Barratt Homes has launched a bid to develop a 7.7-hectare site off Owl Lane, opposite the Tetley’s Stadium – but residents fear if it gets the go-ahead then a much larger 1,500-home scheme on nearby green fields is more likely to gain approval.
The Chidswell Action Group have been campaigning since 2013 to protect countryside earmarked for development as part of Kirklees Council’s Local Plan, and members will meet with a lawyer next week to discuss submitting a detailed objection.
Barratt’s application comes just weeks after councillors were given a preview of intentions for the larger Chidswell plot, most of which is owned by the Church of England.
Some 1,500 homes and an industrial park could eventually be built on land previously designated as green belt.
The scheme is one of the largest in North Kirklees, second only to the 4,000-home Dewsbury Riverside plan on land between Ravensthorpe and Thornhill Lees.
Barratt’s latest plan for 252 houses on land adjacent to existing homes between Windsor Road, Owl Lane and Chidswell Lane includes a roundabout on Owl Lane to allow access to the new estate.
Close to the Kirklees/Wakefield district boundary, it includes 202 homes for private buyers and 50 for social tenants or those buying through “affordable homes” schemes.
On the opposite side of Owl Lane is the relatively new Amberwood chase development of more than 200 homes, and residents say the extra housing would put even more strain on already creaking infrastructure.
Further applications on the Chidswell site are expected in the coming months.
Mark Eastwood, chairman of Chidswell Action Group, said: “Following a recent meeting we have unanimously decided to lodge an objection to this site and have asked local residents to do the same.
“We are not in the business of objecting to every development that is proposed in the area, however, we firmly believe that if this site is allowed to go ahead, it will make it much easier for the Church Commissioners to gain approval for plans to develop more than 1,500 houses on the main site at Chidswell.
“We are meeting with our planning lawyer next week and will be instructing her to submit a more detailed objection on behalf of the group.”
Yesterday (Thurs) Mr Eastwood asked Kirklees Council chief executive Jacqui Gedman for an extension on filing objections after residents complained they couldn’t access the council’s planning portal.
He said in an email: “Due to this unacceptable situation, as a group we have decided to obtain formal objections directly from residents in hard copy format, which we would like to post on to Kirklees Council.”
Barratt Homes’ application is likely to be dealt with by the council’s Heavy Woollen Planning Sub-Committee in the next few months.
Coun Aleks Lukic (Dewsbury Borough Independent, Dewsbury East) said: “The affected sites at Chidswell were legally allocated for new housing earlier this year by the Labour administration that controls Kirklees Council.

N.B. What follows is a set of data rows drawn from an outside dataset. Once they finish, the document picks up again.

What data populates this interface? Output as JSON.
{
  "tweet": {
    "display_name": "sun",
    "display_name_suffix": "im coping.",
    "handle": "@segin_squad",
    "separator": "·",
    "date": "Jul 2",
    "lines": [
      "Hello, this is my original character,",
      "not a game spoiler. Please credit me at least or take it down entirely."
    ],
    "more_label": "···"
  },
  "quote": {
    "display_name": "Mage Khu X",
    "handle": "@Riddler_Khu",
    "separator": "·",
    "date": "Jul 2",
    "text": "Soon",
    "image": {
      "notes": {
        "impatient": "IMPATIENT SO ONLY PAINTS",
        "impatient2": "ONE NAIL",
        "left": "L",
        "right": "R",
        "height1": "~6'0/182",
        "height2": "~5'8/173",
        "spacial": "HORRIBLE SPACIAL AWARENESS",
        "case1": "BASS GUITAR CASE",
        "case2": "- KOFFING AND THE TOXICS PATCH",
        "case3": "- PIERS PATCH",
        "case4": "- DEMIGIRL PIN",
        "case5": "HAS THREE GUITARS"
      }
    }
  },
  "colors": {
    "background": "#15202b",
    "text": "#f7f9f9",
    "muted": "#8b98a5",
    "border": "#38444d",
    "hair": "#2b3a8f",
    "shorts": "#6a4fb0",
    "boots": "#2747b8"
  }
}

“I agree with my constituents who say that this open countryside is not an appropriate location for such large-scale housebuilding, but refusing a compliant application on allocated land would almost certainly be overturned by an appeal and cost a significant amount of public money. As one of the largest housebuilders I expect Barratt Homes to work as good community neighbours if their application is approved.
“I encourage residents to submit their comments to Kirklees Council for consideration before September 24.”
The ward’s two Labour councillors, Cathy Scott and Paul Kane, were approached for a comment but did not respond.